Kim Everett, History Teacher

Q: How many years have you been at BCCS? What different roles have you played for the school since you joined the team?

A: This is my fifteenth year at BCCS. During my time here, I’ve taught fifth and sixth grade history and held the positions of ELL coordinator, advisory coordinator, and history department chair.

Q: How and why did you first enter the education world? Did you always know that you would be in education?

A: I studied History of Religion in college, but all of my extracurricular interests (coaching, refereeing, etc.) were centered around kids. I came to be a teacher through an alternate teaching route in New Jersey, where I taught for a few years before teaching in Namibia. When I came back to the US, I found a position in an alternative school, and eventually found my way to BCCS, which was a very small, urban school at the time. I didn’t know that I would end up in teaching so long as I made it through my first year, but as soon as I had that year under my belt, I couldn’t imagine doing anything else.

Q: Why did you join BCCS and how does it compare to other work experiences you have had?

A: BCCS was a nice mixture of my previous experiences and held the same standards for kids of all populations. I wanted to work somewhere like that – a place that works for all students, a place that believes that whoever we are serving, that student can succeed and go to college.

Q: You have seen the school change during your time here. What are some of those changes, and alternatively, what has not changed?

A: An obvious change is that we are a much bigger school than when I started. What was one office shared by all teachers and staff has become three schools on two campuses, with slightly, and understandably, different identities. What hasn’t changed is the reflective and committed practice that the school grows in people to continue doing as much and whatever they can for the students in front of them every day. Our mission of preparing each student for college has remained the core of what we do.

Q: What are the most important lessons you try to teach your students?

A: As far as skills go, I try to emphasize the value in questions and identifying what is unknown so that they can grow to learn it. I want my kids to know that it’s okay to not know something, that realizing what you don’t know and asking questions is how you tackle new knowledge. In terms of content, my class focuses specifically on U.S. History from the abolition movement up to the Civil Rights era, with a lens on the mistakes and injustices that have happened in our country, and how people over time worked to correct these mistakes and make the US a better country.   I want them to understand the power that even a single  individual has to stand up and cause a culture shift, and that this process is still happening today, and they can be a part of continuing to change our country for the better.
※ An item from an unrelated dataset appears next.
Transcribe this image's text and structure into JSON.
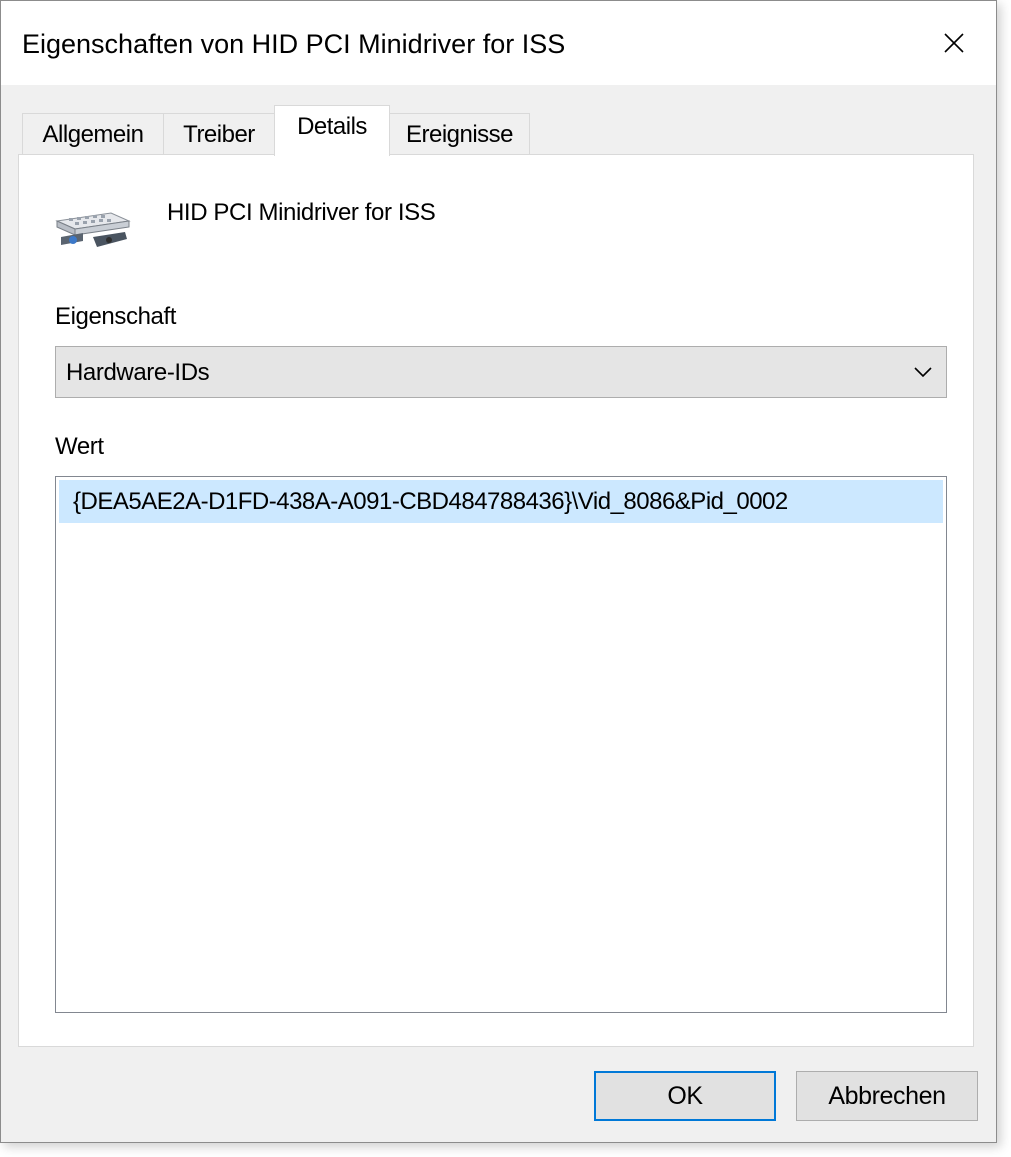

Q: What has kept you at BCCS?

A: The constant reflection on what is working and what isn’t. At many other schools, the thought is that after year three, you’re either a perfect teacher, or you need to find a new job. Here, people share the spirit that there is always room to grow. We are dedicated to our mission, and we aren’t reactive, but we are willing to consider new ideas about how to address issues – we aren’t afraid of change. Once in a conversation with a former teacher here, we likened working here like being in a rowboat – you’re working with incredible people who keep rowing, rowing, and you ­­­don’t want to be the one that stops. I feel fortunate to have found this school that is genuinely doing the right thing for students and is a place where teachers also grow and learn good habits.

Q: What makes your work meaningful?

A: Seeing my students work really hard and realizing their successes. They are legitimately stunned to learn some of the things that have happened in US History and are equally taken aback by the sacrifices people have made to make our country a better place; I think that is a valuable thing to learn to create as many advantages and opportunities for yourself as possible.

Q: Twenty years from now, how do you think you’ll describe your experience at BCCS?

A: Twenty years from now, I’ll remember that there was never a dull moment during my time at BCCS. I’ll remember that there were a lot of challenges, and I am confident that I will feel satisfaction about the successes of the hard work that happened here.